From Minister to Project Manager (Part 2)

[Read Part 1 Here]

When I was asked about my ministry experience during the team interview for my first startup job, I didn’t miss a beat. The question was straightforward: “How do you feel your mission experience might help you at this job?” It was fair to ask, given that at that point the only roles since my time in ministry work were English teaching, office assistant in a law office, and enterprise customer service at AT&T. I told them that I knew how to organize work, projects and people. Further, I was accustomed to handling my own area and working independently, so I didn’t require a lot of supervision. In other words, I was a self-starter committed to seeing people succeed individually and in teams. It may sound like fluff, but it’s true and I stand by it.

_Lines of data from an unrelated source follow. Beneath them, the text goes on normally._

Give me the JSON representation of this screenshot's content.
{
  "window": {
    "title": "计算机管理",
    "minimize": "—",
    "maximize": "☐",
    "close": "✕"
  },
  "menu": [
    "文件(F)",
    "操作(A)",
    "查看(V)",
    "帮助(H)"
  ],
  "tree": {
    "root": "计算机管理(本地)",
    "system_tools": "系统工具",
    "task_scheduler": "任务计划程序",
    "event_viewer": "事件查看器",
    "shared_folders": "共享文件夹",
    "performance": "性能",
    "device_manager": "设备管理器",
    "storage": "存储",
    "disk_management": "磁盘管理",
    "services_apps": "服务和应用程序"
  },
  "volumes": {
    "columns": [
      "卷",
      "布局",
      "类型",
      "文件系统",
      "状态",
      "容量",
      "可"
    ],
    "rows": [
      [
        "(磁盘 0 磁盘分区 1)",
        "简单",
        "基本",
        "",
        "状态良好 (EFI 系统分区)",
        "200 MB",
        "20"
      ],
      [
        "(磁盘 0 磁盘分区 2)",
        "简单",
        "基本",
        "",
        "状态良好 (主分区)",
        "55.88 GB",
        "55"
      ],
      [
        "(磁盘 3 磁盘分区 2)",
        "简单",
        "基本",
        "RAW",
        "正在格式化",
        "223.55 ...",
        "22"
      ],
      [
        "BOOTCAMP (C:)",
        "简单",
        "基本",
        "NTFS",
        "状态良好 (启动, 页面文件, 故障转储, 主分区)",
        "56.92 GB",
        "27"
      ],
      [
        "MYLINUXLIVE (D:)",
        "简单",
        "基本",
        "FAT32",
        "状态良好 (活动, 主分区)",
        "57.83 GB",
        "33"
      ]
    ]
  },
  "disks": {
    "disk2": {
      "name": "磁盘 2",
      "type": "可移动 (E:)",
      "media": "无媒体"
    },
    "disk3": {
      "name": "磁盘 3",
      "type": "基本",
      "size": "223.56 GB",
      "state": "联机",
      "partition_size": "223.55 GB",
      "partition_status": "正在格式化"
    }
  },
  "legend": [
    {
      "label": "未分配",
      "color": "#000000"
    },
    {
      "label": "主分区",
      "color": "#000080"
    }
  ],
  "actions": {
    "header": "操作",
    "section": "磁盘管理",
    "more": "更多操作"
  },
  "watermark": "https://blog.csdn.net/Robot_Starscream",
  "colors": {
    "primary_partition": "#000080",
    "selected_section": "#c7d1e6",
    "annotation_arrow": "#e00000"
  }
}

There is something truly pastoral about project management, as it involves ‘shepherding’ a project through to completion, as well as taking care of the team that does the work. I wonder if perhaps much of the suspicion and even outright animosity that developers hold towards project managers can be boiled down a few professionals more focused on the project timeline and milestones than on the people and the work itself. Developers are artisans as well as (when at their best) engineers. What they need are people who can remove impediments to efforts and give them room and conditions to flourish.

That brings me to Agile.

While working as a web producer at that startup mentioned above I started to hear about ‘agile’ and ‘scrum.’ Asking around, one of the developers loaned me a copy of ‘Agile Software Development with Scrum.’ I had minimal project management experience at the time, but this was love at first sight. Talk of removing impediments and promoting self-organization of dev teams won me over.
In the following years I went on to learn to guide projects both through Waterfall and Agile processes, but what always prevailed was a team-centric, product-focused outlook. To me, my professional work as a project manager / scrum manager is somewhat of a representation of my ministerial background.

An additional angle to the relationship specifically between ministry and scrum is the existence of ‘ceremonies.’ Clergy are responsible for guiding people through ceremonies that mark significant moments in life, such as birth, coming of age, marriage and death. In a smaller and yet still significant way, the routine ceremonies of scrum (planning, daily stand-up, review/demo and retrospective) help the team understand and feel connected to the work. Ceremonies are a natural part of the human experience, and scrum makes good use of that reality.

For years after quitting full-time ministry I was very negative about having gotten an undergraduate degree in theological studies. Then a coworker — who happened to be an atheist — strongly disagreed with me and got me to see things differently. He told me that my Bachelor’s had helped me learn to think, and that ministry isn’t a bad thing at all if seen in terms of working to help others. Further, in the NYC tech scene it hardly matters what your major was, so long as you have a degree and can get the job done right.

As I said in a prior post, I’m no theologian. However, in the sense that I seek to help groups of people achieve goals and constantly do better, I suppose I’m still in ministry.